Patent claims 1. A hard elastomer comprising at least one rubber and at least one filler and at least 30 phr of at least one resin and from 5 to 50 phr sulfur, whereby the hard elastomer has a material hardness of at least 70 Shore D measured according to DIN EN ISO 868.

2. The rigid elastomer of claim 1 comprising 5 to 30 phr of sulfur.

3. The rigid elastomer according to one of claims 1 or 2, comprising 30 to 85 phr, in particular 55 to 75 phr, of at least one resin.

4. The rigid elastomer according to any one of claims 1 to 3, comprising 100 phr of a mixture of at least two rubbers.

5. The hard elastomer according to any one of claims 1 to 4, wherein at least one rubber is selected from the list consisting of natural rubber (NR), styrene-butadiene rubber (SBR), ethylene-propylene-diene rubber (EPDM) and mixtures thereof.

6. The rigid elastomer according to any one of claims 1 to 5, comprising 30 to 200 phr of at least one filler.

7. The rigid elastomer according to any one of claims 1 to 6, wherein the filler is selected from the list consisting of silicas, silicates and carbon blacks.

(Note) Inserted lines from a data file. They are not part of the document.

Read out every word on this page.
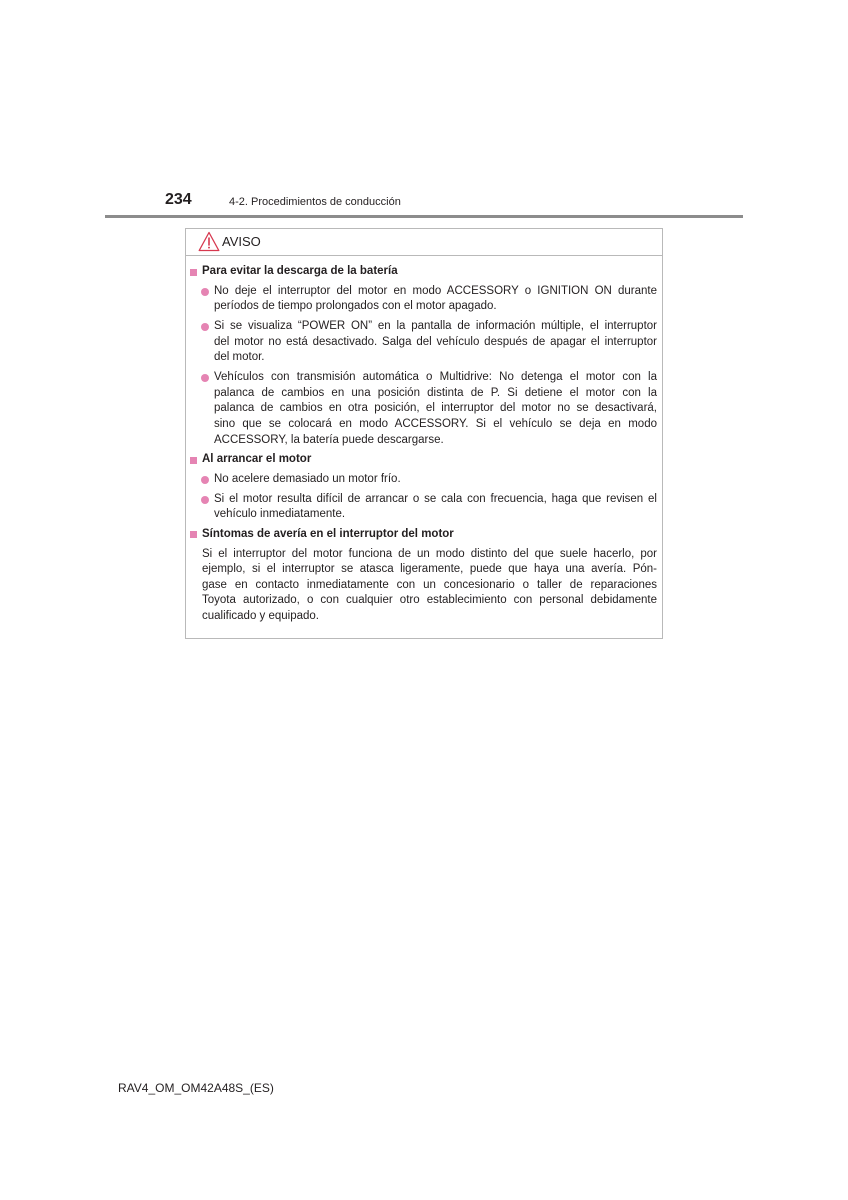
234	4-2. Procedimientos de conducción
AVISO
Para evitar la descarga de la batería
No deje el interruptor del motor en modo ACCESSORY o IGNITION ON durante
períodos de tiempo prolongados con el motor apagado.
Si se visualiza “POWER ON” en la pantalla de información múltiple, el interruptor
del motor no está desactivado. Salga del vehículo después de apagar el interruptor
del motor.
Vehículos con transmisión automática o Multidrive: No detenga el motor con la
palanca de cambios en una posición distinta de P. Si detiene el motor con la
palanca de cambios en otra posición, el interruptor del motor no se desactivará,
sino que se colocará en modo ACCESSORY. Si el vehículo se deja en modo
ACCESSORY, la batería puede descargarse.
Al arrancar el motor
No acelere demasiado un motor frío.
Si el motor resulta difícil de arrancar o se cala con frecuencia, haga que revisen el
vehículo inmediatamente.
Síntomas de avería en el interruptor del motor
Si el interruptor del motor funciona de un modo distinto del que suele hacerlo, por
ejemplo, si el interruptor se atasca ligeramente, puede que haya una avería. Pón-
gase en contacto inmediatamente con un concesionario o taller de reparaciones
Toyota autorizado, o con cualquier otro establecimiento con personal debidamente
cualificado y equipado.
RAV4_OM_OM42A48S_(ES)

8. The rigid elastomer of claim 7 comprising 30 to 85 phr of carbon black.

9. The rigid elastomer of claim 7, wherein the filler comprises 30 to 170 phr of silicas and / or silicates, and 4 to 35 phr of conductive carbon blacks.

10. The rigid elastomer according to any one of claims 1 to 9, wherein the resin comprises a phenol formaldehyde resin.